Parte das alterações inclui na lei dispositivos que refletem a jurisprudência do Supremo, como o que prevê que réus delatados se manifestem sempre depois dos delatores, seguindo decisão do plenário sobre a ordem das alegações finais (a última oportunidade para as partes apresentarem seus argumentos antes da sentença).
Outra parte das mudanças busca resolver questões em aberto no tribunal, antecipando-se à deliberação dos ministros.
O trecho que fala da homologação de novos acordos, que antes dizia que o juiz devia analisar apenas três aspectos formais —regularidade, legalidade e voluntariedade—, agora ficou mais detalhado e abrangente.
O juiz deverá verificar, entre outros pontos, se os benefícios acertados entre o Ministério Público (ou a polícia) e o delator, como o tipo de regime de cumprimento de pena, estão previstos na legislação.
Antes, não era raro procuradores inovarem com regimes de cumprimento de pena inexistentes, como domiciliar semiaberto diferenciado (trabalha de dia e vai para casa à noite) ou domiciliar aberto diferenciado (recolhimento nos finais de semana) —exemplos registrados na delação da Odebrecht.

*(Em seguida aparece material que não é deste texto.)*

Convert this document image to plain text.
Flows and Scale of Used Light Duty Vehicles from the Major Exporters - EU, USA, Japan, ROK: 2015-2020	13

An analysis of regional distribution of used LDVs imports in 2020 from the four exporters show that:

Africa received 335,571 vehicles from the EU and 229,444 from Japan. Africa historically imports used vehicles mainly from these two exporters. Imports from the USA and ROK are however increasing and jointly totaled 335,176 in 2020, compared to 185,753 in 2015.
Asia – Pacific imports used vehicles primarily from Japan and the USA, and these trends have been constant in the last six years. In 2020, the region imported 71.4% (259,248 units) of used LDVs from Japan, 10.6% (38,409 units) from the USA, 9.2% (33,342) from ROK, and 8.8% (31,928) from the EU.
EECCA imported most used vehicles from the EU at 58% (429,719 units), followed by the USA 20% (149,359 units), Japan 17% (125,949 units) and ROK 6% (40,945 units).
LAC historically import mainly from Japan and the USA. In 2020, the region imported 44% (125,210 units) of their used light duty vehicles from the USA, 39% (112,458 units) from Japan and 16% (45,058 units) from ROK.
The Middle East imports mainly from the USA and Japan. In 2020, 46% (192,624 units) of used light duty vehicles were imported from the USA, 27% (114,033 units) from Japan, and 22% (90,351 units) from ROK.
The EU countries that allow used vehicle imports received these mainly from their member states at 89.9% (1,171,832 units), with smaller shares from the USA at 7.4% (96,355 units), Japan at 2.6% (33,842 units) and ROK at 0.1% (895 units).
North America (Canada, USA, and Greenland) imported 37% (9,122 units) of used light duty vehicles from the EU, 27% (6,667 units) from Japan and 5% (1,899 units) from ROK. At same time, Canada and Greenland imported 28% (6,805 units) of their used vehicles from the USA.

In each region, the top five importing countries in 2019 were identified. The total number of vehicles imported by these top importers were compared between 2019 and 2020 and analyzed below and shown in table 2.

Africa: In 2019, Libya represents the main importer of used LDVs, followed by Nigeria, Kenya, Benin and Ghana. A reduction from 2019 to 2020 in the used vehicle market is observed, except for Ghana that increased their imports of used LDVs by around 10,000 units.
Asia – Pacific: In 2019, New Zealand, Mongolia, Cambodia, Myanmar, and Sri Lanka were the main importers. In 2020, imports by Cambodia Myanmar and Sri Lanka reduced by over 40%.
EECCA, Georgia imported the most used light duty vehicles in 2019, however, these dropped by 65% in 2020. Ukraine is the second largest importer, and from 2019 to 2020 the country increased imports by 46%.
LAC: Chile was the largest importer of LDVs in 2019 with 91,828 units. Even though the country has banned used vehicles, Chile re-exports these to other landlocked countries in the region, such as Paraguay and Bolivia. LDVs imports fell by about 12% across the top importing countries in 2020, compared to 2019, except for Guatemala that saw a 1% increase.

ENTENDA AS MUDANÇAS NA LEI
Juiz ganha maior poder de exame
. Ao homologar acordo, juiz pode ir além da análise formal destes três aspectos: regularidade, legalidade e voluntariedade. Pode analisar se os benefícios acertados entre o Ministério Público e o delator são adequados e, na leitura de advogados, já pode adentrar no “mérito” da delação, verificando se há provas que corroborem os relatos e se eles trarão resultados
. Previsão de o juiz ouvir o delator sigilosamente antes de homologar um acordo passa a ser obrigatória. O aspecto da voluntariedade deve ser analisado especialmente nos casos em que o delator está ou esteve sob efeito de medidas cautelares, como prisão preventiva
. Só podem ser acordadas penas que existem na legislação. Antes, procuradores inovavam ao propor regimes não previstos —como o “domiciliar semiaberto diferenciado” (trabalha de dia e vai para casa à noite), registrado na delação da Odebrecht. Penas inexistentes serão anuladas
Valor da delação
. Lei consagra o que a jurisprudência do STF já dizia: delação é meio de obtenção de provas, e não prova
. Determinação de que ninguém pode ser condenado só com base na palavra de delatores foi mantida e ampliada: agora, não se pode receber denúncia (abrir ação penal) nem autorizar prisão, quebra de sigilo e busca e apreensão com base apenas em delação
Extensão da delação
. Suspeito que quiser fechar acordo não precisará mais narrar todos os crimes que souber, mas apenas aqueles “para os quais concorreu e que tenham relação direta com os fatos investigados”
Rescisão do acordo
. Lei passa a prever a rescisão da delação “em caso de omissão dolosa”. Será preciso que o Ministério Público consiga provar que o colaborador escondeu fatos intencionalmente
Conversas gravadas
. Todas as tratativas entre Ministério Público/polícia e delator e posteriormente os depoimentos deverão ser gravados. Ideia é evitar episódios como o da delação da JBS, que teve controvérsias sobre quem participou das tratativas e quando elas começaram
Ordem de fala
. Seguindo entendimento do STF, nova lei prevê que, em todas as fases do processo, o réu delatado terá direito de se manifestar depois do réu delator, para poder se defender das acusações.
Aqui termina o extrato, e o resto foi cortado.